If you're willing to High Guard as T20-esque, then okay, fine. Use it to design ships under 10,000 tons, except for like planetary assault ships, tenders and repair ships. That way there are more smaller ships.
 
Multiple spinals has one advantage: can take more hits before the guns are down....
 
Originally posted by Aramis:
Multiple spinals has one advantage: can take more hits before the guns are down....
But as soon as one gun is taken out, the working guns would no longer be centered around the "spine" of the ship. Assuming that particle weapons, at least, produce recoil, that might be a problem.
 
Originally posted by Chaos:
But as soon as one gun is taken out, the working guns would no longer be centered around the "spine" of the ship. Assuming that particle weapons, at least, produce recoil, that might be a problem.
That depends on two factors:
1) How close to the centerline these things are. If really close, then there won't be enough moment arm to worry about. It will be easily correctable with thrust.
2) How many of these things there are. 1 of 2 goes down, not so good; 1 of 3, not so bad; 1 of 4, not bad at all; 1 of 5, barely notice.
 
Originally posted by Aramis:
Multiple spinals has one advantage: can take more hits before the guns are down....
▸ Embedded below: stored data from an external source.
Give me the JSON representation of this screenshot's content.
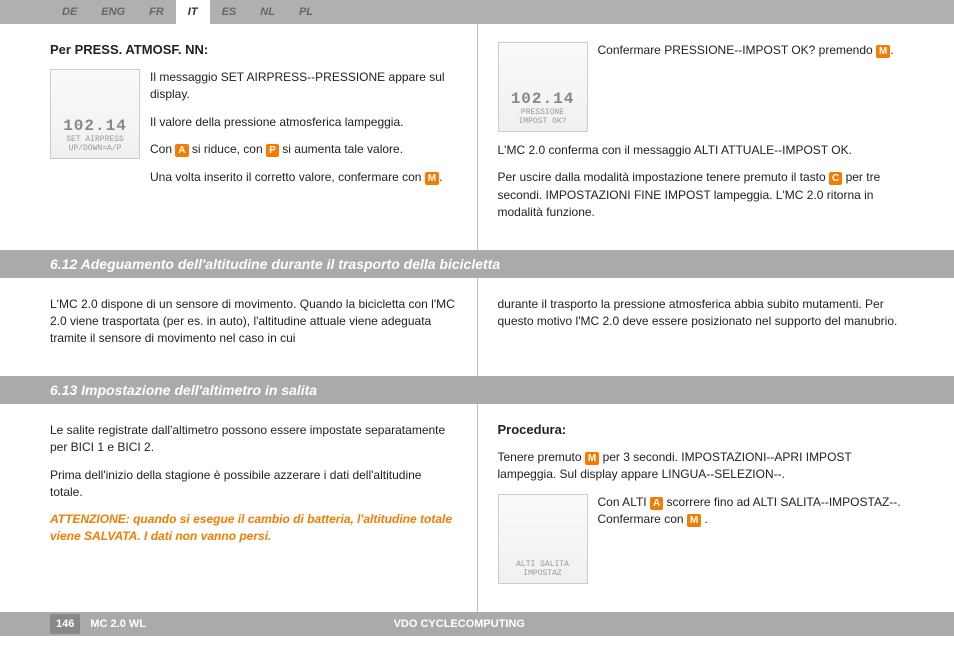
{
  "langs": [
    "DE",
    "ENG",
    "FR",
    "IT",
    "ES",
    "NL",
    "PL"
  ],
  "active_lang": "IT",
  "s1": {
    "head": "Per PRESS. ATMOSF. NN:",
    "lcd_big": "102.14",
    "lcd_sm1": "SET AIRPRESS",
    "lcd_sm2": "UP/DOWN=A/P",
    "p1a": "Il messaggio SET AIRPRESS--PRESSIONE appare sul display.",
    "p1b": "Il valore della pressione atmosferica lampeggia.",
    "p1c_1": "Con ",
    "p1c_2": " si riduce, con ",
    "p1c_3": " si aumenta tale valore.",
    "p1d_1": "Una volta inserito il corretto valore, confermare con ",
    "p1d_2": "."
  },
  "s1r": {
    "lcd_big": "102.14",
    "lcd_sm1": "PRESSIONE",
    "lcd_sm2": "IMPOST OK?",
    "p1_1": "Confermare PRESSIONE--IMPOST OK? premendo ",
    "p1_2": ".",
    "p2": "L'MC 2.0 conferma con il messaggio ALTI ATTUALE--IMPOST OK.",
    "p3_1": "Per uscire dalla modalità impostazione tenere premuto il tasto ",
    "p3_2": " per tre secondi. IMPOSTAZIONI FINE IMPOST lampeggia. L'MC 2.0 ritorna in modalità funzione."
  },
  "sec612": {
    "title": "6.12 Adeguamento dell'altitudine durante il trasporto della bicicletta",
    "left": "L'MC 2.0 dispone di un sensore di movimento. Quando la bicicletta con l'MC 2.0 viene trasportata (per es. in auto), l'altitudine attuale viene adeguata tramite il sensore di movimento nel caso in cui",
    "right": "durante il trasporto la pressione atmosferica abbia subito mutamenti. Per questo motivo l'MC 2.0 deve essere posizionato nel supporto del manubrio."
  },
  "sec613": {
    "title": "6.13 Impostazione dell'altimetro in salita",
    "l1": "Le salite registrate dall'altimetro possono essere impostate separatamente per BICI 1 e BICI 2.",
    "l2": "Prima dell'inizio della stagione è possibile azzerare i dati dell'altitudine totale.",
    "warn": "ATTENZIONE: quando si esegue il cambio di batteria, l'altitudine totale viene SALVATA. I dati non vanno persi.",
    "proc_head": "Procedura:",
    "r1_1": "Tenere premuto ",
    "r1_2": " per 3 secondi. IMPOSTAZIONI--APRI IMPOST lampeggia. Sul display appare LINGUA--SELEZION--.",
    "lcd_sm1": "ALTI SALITA",
    "lcd_sm2": "IMPOSTAZ",
    "r2_1": "Con ALTI ",
    "r2_2": " scorrere fino ad ALTI SALITA--IMPOSTAZ--. Confermare con ",
    "r2_3": " ."
  },
  "keys": {
    "A": "A",
    "P": "P",
    "M": "M",
    "C": "C"
  },
  "footer": {
    "page": "146",
    "model": "MC 2.0 WL",
    "brand": "VDO CYCLECOMPUTING"
  }
}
This of course assumes that there is still a ship left. Ships of this nature tend to get engaged with Spinals. In T20 in particular, and Traveller in general, a Spinal hit tends to reduce a starship to somewhere between mission kill and vapor.

Further, since there are more than one mount then a weapon-1 hit will remove an entire spinal. (Ooops.) So a fighter hit/pen can kill a spinal mount. Hmmmmmm!